Graphene: Has the strongest pseudomagnetic field been generated?

Graphene has once again caused surprises: by merely stretching and compressing nanobubbles of this carbon form, researchers have generated extremely strong pseudo-magnetic fields.

Magnetic Fields Also Change the Behavior of Electrons

In these, electrons behaved as if under the influence of 300 Tesla – more than the strongest magnetic fields ever generated in the laboratory. This method, which has now been published in “Science”, opens up completely new possibilities for specifically influencing the behavior of electrons.

Magnetic fields not only influence metals, they also change the behavior of electrons. Until now, however, it has not been possible to generate stronger magnetic fields than around 85 tesla in the laboratory – and only for fractions of a second. By comparison, magnetic resonance tomographs use a magnetic field of around ten tesla, while the Earth’s magnetic field measures just 31 microtesla at the level of the Earth’s surface.

But now physicists at the University of California at Berkeley and the Lawrence Berkeley National Laboratory (LBNL) have succeeded in making electrons behave in the laboratory in a way that normally only occurs in extremely strong magnetic fields.

Stretching creates Nanobubbles

The effect was discovered by accident during an experiment in which a graduate student “grew” graphene on the surface of a platinum crystal. Graphene is a form of carbon in which the atoms are arranged in a hexagonal formation in a monatomic layer, similar to a chain-link fence.

When grown on platinum, the atoms of graphene do not lie flat on the crystal structure of the metal at all points, thus creating stresses – similar to a rubber skin stretched tightly over an uneven object.
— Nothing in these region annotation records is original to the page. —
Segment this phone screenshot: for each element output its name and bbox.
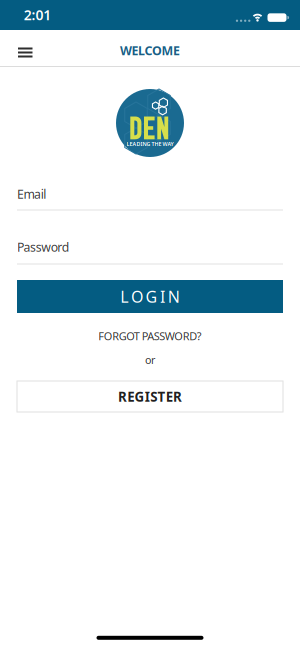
button[interactable]: Email xyxy=(17,186,283,214)
button[interactable]: LOGIN xyxy=(17,280,283,313)
staticText: WELCOME xyxy=(120,42,180,59)
button[interactable]: Menu xyxy=(14,41,38,62)
button[interactable]: REGISTER xyxy=(17,381,283,412)
button[interactable]: FORGOT PASSWORD? xyxy=(98,329,202,344)
staticText: LOGIN xyxy=(120,286,180,307)
staticText: FORGOT PASSWORD? xyxy=(98,329,202,344)
staticText: REGISTER xyxy=(118,388,182,405)
staticText: 2:01 xyxy=(24,5,51,24)
staticText: LEADING THE WAY xyxy=(126,140,174,148)
staticText: or xyxy=(145,352,155,367)
staticText: Email xyxy=(17,186,46,202)
button[interactable]: Password xyxy=(17,240,283,266)
staticText: Password xyxy=(17,239,70,255)
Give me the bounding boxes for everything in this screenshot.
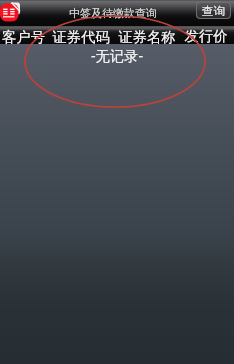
staticText: 查询 xyxy=(202,4,225,18)
staticText: 中签及待缴款查询 xyxy=(69,6,157,20)
button[interactable]: 客户号 xyxy=(0,27,46,47)
staticText: 发行价格 xyxy=(178,27,234,47)
staticText: 证券代码 xyxy=(52,28,110,46)
button[interactable]: 证券代码 xyxy=(46,27,116,47)
button[interactable]: 发行价格 xyxy=(178,27,234,47)
button[interactable]: App logo xyxy=(0,0,21,22)
staticText: 证券名称 xyxy=(118,28,176,46)
staticText: -无记录- xyxy=(91,46,144,66)
staticText: 客户号 xyxy=(2,28,45,46)
button[interactable]: 查询 xyxy=(197,3,230,18)
button[interactable]: 证券名称 xyxy=(116,27,178,47)
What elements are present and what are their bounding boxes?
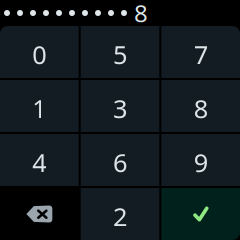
staticText: 3	[113, 92, 127, 125]
staticText: 8	[194, 92, 208, 125]
button[interactable]: 2	[81, 188, 159, 240]
button[interactable]: 8	[161, 80, 240, 132]
staticText: 0	[32, 38, 46, 71]
button[interactable]: 0	[0, 26, 79, 78]
button[interactable]: 6	[81, 134, 159, 186]
staticText: 4	[32, 146, 46, 179]
button[interactable]: 1	[0, 80, 79, 132]
staticText: 1	[32, 92, 46, 125]
staticText: 7	[194, 38, 208, 71]
button[interactable]: 7	[161, 26, 240, 78]
staticText: 9	[194, 146, 208, 179]
staticText: 5	[113, 38, 127, 71]
button[interactable]: Delete	[0, 188, 79, 240]
staticText: 8	[134, 0, 148, 29]
button[interactable]: 4	[0, 134, 79, 186]
button[interactable]: 3	[81, 80, 159, 132]
staticText: 2	[113, 200, 127, 233]
button[interactable]: 5	[81, 26, 159, 78]
button[interactable]: 9	[161, 134, 240, 186]
button[interactable]: Confirm	[161, 188, 240, 240]
staticText: 6	[113, 146, 127, 179]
Circling Electrons with Quantized Energies

These tensile stresses create tiny, triangular graphene bubbles four to ten nanometers in size, in which, it turns out, electrons behave in extremely unusual ways. Their energies do not occupy broad regions, as is normally the case with graphene, but are divided into separate, quantized energy blocks a behavior that is otherwise only common in extremely strong magnetic fields.

In magnetic fields, electrons normally move in a spiral around magnetic field lines. In the stretched nanobubbles of graphene, they also showed characteristic circular motions, as if a magnetic field of about 300 tesla were acting perpendicular to the atomic layer of the graphene. But there was no magnetic field – apparently it is a pseudomagnetic field, an effect that, unlike real magnetic fields, affects only the motion of the electrons, not other properties of the particles, such as spin.

New Possibilities for Electron Control

“This gives us new ways to control the motion of electrons in graphene by stretching them, and thus the electronic properties of graphene,” explains Michael Crommie, professor of physics at the University of California at Berkeley and a researcher at LBNL. “By influencing where the electrons gather and at what energy, we can make them move more easily or less easily through the graphene, in principle controlling its conductivity, optical and microwave properties. Controlling electron movement is an essential part of any electronic device.”

“Observing these massive pseudo-magnetic fields opens a door to room-temperature ‘spraintronics’ – the idea of using mechanical deformations in graphene to tailor its behavior for various electronic applications,” Crommie continued. In addition to the practical applications of this discovery, the researchers now want to test how this unusual property of graphene can be used to observe the behavior of electrons under field strengths that have never before been generated under laboratory conditions. “When you amplify a magnetic field, you start to see very interesting behavior because the electrons then spin in tiny circles,” Crommie explains. “This effect gives us a whole new way to trigger this behavior, even in the absence of a real magnetic field.”

Effect already Predicted Theoretically

Interestingly, researchers from Spain, the Netherlands and the United Kingdom had already theoretically predicted this very effect – which they christened the “pseudo-quantum Hall effect.” “Theorists often come up with ideas and explore them theoretically before experiments are done, and sometimes they come up with predictions that seem a little crazy at first,” Crommie said. “The exciting thing is that we now have data showing that these ideas are not so crazy.”